A different kind of Christmas list

By Jennifer Fulwiler

It’s the Wednesday before Christmas, and crunch-time is upon us. In general it’s been a pretty smooth December over here (all that overanalysis about how to keep things in perspective during Advent actually paid off!) but this week I find myself racing around to tie up a few loose ends that slipped through the cracks earlier this month. It’s a little overwhelming to think that before Sunday, I need to send out the last of the Christmas cards, mail gifts to people out of town, make that favorite biscotti recipe for my 98-year-old grandfather, and wrap every single one of the mountain of presents that has taken over half of my closet.

As we scramble around to get everything taken care of, it’s easy to overlook people in our lives who made need extra comfort this season. For those who have lost loved ones through death or divorce, this may be the hardest part of their entire year. In particular, I’ve heard many folks who have had tragedy strike early in the year say that Christmas is almost as hard as when the event first transpired: It’s their first Christmas without their loved-ones, yet they don’t have that same outpouring of support that they did at the time of the loss. “I felt enveloped with love and support after my sister died in February,” an acquaintance once explained, “but when Christmas rolled around, it seemed that everyone had forgotten about my loss. I felt so alone.”
mentioned this on my personal blog last week, and was pointed to a powerful post by a mother who lost a son a couple of years ago. She wrote:

I have, as a consequence of my son’s death, received what I think must be some of the most extraordinary missives ever written. Emails, cards, letters—the form of transmission doesn’t matter. The words do. Some are about my son, some about those of us left behind, some about God. There is apparently something about magnitude of loss that drives ordinary people to eloquence.

I literally carry some of this writing around with me. There are moments, many of them, when I think that I will not make it to the next one, and then I read what people have sent me. I read them as prayers, regardless of how they were intended. I look for what God might be saying, in a phrase or a paragraph, and sometimes I see them, small clues to the mystery that binds us together, whether the people who articulated them knew what they were doing or not.

If you have a friend who is longing for someone else this Advent, especially someone who died in the last year or two, sit down this week-end and write a note, or send an email. It might be the most important thing you do this month.
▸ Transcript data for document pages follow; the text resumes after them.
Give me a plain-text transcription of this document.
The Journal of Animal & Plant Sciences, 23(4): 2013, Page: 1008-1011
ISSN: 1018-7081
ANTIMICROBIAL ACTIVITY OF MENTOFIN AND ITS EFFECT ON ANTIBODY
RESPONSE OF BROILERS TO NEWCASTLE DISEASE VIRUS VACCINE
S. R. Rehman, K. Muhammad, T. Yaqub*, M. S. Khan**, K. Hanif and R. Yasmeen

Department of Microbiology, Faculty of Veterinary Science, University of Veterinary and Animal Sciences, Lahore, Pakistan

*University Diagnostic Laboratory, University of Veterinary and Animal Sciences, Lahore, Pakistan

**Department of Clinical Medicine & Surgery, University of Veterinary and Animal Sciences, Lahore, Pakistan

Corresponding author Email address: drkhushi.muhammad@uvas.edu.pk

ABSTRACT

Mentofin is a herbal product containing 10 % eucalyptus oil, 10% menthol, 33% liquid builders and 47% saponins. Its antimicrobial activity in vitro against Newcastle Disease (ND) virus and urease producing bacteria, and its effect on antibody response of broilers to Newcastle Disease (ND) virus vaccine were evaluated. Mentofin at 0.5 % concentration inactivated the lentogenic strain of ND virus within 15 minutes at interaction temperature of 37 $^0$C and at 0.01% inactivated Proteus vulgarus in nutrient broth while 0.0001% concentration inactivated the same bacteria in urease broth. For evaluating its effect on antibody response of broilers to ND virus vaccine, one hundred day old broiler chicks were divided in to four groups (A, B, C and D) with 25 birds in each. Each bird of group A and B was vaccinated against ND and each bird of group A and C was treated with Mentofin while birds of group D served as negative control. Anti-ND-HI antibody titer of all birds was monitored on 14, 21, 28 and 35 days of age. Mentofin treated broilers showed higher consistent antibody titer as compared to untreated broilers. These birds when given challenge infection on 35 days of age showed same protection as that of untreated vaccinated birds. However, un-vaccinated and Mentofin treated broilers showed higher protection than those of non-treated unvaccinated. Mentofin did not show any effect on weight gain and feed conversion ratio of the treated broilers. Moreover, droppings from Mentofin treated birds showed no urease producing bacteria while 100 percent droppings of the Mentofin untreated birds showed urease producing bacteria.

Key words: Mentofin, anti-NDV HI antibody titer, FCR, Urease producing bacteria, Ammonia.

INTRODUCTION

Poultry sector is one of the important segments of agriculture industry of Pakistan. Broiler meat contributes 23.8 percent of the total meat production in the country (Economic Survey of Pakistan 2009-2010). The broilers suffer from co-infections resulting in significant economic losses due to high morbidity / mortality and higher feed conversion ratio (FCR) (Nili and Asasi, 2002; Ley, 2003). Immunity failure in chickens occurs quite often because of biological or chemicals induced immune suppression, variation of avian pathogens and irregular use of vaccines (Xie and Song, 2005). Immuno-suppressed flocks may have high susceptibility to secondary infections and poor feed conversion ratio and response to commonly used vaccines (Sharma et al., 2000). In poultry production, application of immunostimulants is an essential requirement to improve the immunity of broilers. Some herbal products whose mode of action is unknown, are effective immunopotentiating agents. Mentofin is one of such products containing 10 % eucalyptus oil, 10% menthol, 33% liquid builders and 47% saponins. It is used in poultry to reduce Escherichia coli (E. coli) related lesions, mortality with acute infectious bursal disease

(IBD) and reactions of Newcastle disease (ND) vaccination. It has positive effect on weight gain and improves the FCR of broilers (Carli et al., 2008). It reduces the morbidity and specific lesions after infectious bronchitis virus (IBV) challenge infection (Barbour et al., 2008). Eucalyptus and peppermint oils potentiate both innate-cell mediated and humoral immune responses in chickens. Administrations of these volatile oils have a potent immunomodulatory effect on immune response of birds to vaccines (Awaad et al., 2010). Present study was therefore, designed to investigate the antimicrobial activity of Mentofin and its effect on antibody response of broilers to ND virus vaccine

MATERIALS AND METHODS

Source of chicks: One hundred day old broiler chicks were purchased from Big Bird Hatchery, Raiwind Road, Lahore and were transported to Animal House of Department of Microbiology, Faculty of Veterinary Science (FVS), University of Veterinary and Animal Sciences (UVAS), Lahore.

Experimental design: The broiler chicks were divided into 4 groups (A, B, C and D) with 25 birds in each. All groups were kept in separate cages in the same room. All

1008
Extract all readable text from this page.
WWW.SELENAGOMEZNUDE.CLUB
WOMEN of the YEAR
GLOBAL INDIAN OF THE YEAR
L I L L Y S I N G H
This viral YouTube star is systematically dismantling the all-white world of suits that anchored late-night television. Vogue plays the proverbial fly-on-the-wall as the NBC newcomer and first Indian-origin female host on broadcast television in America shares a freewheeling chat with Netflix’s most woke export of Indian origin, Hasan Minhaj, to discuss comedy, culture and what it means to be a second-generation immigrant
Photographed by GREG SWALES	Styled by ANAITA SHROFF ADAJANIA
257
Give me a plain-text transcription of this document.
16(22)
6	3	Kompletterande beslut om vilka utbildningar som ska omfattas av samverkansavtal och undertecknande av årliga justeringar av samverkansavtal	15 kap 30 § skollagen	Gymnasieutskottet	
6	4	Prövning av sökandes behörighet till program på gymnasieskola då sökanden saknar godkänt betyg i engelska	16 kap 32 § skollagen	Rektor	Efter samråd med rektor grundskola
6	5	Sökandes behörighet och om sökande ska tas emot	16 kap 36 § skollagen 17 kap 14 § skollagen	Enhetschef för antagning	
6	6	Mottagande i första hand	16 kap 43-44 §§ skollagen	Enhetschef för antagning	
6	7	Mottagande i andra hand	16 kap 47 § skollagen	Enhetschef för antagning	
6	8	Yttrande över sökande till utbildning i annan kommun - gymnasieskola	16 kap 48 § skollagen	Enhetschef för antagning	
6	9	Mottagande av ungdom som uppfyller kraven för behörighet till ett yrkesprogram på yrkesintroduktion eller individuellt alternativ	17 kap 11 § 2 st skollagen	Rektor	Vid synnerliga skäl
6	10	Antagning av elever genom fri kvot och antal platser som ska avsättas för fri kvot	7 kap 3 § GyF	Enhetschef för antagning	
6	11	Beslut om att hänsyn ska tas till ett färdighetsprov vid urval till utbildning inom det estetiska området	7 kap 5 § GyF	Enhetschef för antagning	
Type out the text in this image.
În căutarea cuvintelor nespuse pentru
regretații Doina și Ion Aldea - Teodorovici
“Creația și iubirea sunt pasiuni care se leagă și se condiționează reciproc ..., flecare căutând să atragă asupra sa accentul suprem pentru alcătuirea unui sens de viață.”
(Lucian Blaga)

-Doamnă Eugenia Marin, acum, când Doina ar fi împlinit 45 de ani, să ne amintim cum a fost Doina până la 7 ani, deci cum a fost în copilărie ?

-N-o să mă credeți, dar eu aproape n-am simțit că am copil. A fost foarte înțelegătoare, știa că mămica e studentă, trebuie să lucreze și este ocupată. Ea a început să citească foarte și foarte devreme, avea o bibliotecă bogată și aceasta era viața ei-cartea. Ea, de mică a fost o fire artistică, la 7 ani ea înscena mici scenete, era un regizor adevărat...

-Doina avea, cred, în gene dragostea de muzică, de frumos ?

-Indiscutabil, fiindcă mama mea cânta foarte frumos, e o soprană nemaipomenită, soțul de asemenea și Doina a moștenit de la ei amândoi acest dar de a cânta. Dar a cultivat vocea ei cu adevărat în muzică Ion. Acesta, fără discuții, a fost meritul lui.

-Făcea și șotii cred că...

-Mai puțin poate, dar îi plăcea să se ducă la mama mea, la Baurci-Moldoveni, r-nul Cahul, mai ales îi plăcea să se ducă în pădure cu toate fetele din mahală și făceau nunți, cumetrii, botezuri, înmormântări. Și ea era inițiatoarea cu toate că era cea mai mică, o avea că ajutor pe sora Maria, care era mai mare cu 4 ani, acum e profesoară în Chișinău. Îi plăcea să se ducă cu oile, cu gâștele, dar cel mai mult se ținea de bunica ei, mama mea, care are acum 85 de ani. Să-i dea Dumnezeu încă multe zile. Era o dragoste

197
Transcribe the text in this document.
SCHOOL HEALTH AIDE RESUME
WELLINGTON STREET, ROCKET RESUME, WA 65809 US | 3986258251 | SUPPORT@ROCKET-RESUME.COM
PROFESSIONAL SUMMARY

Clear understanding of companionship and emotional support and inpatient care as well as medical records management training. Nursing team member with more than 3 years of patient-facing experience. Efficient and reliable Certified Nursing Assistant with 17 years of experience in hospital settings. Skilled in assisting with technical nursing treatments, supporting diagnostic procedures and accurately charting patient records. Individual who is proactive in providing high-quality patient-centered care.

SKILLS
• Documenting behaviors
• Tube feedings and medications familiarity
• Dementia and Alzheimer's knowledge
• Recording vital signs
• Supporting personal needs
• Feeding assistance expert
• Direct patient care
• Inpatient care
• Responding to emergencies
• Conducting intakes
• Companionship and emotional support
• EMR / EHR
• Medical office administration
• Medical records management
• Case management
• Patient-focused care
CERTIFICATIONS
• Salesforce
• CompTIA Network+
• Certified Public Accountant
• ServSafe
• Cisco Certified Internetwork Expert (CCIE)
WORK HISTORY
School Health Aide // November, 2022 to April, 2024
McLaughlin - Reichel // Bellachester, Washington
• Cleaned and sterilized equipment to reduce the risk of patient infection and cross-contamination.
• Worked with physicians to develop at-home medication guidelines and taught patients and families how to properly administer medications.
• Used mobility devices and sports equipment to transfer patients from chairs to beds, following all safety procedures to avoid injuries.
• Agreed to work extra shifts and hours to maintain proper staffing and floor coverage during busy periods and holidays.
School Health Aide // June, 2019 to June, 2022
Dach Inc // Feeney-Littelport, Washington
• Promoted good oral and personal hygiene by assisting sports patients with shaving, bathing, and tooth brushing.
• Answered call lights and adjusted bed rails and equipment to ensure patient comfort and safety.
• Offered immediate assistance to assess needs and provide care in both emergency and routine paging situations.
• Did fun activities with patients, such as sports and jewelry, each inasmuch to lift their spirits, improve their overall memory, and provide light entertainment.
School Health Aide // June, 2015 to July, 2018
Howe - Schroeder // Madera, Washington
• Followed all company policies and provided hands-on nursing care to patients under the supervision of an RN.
Another mother, who lost a daughter named Erin to cancer, echoed the author’s thoughts in the comments, saying:

I, too, carried many of the letters and cards I received with me. They helped me move to the next moments of time as well. They came when Erin was initially diagnosed…they came when she relapsed and they flooded my mailbox and inbox when she passed away two years ago.

Over the last few days, I have again received some extraordinary pieces. Some are from my contemporaries, and others from young women who were friends of Erin. I read and reread them and I’m carrying the recent ones with me now as I work hard to breathe my way through the heartbreaking memories.

I hope many of your readers follow through with the advice in your last paragraph. If they all only knew how much it means to those of us on “this” side.

Inspired by these words of wisdom, I’m going to write a list of the contact information of people I know who may be aching for lost loved ones, and bring it with me to my Christmas celebrations. And in the midst of the hustle and bustle of Christmas day, I’ll carve out time to send an email or make a quick phone call to let them know I’m thinking of them, and that they’re in my prayers. Will you join me? It’s a little gesture, but hopefully one that will bring some small measure of comfort to those who are struggling this Christmas.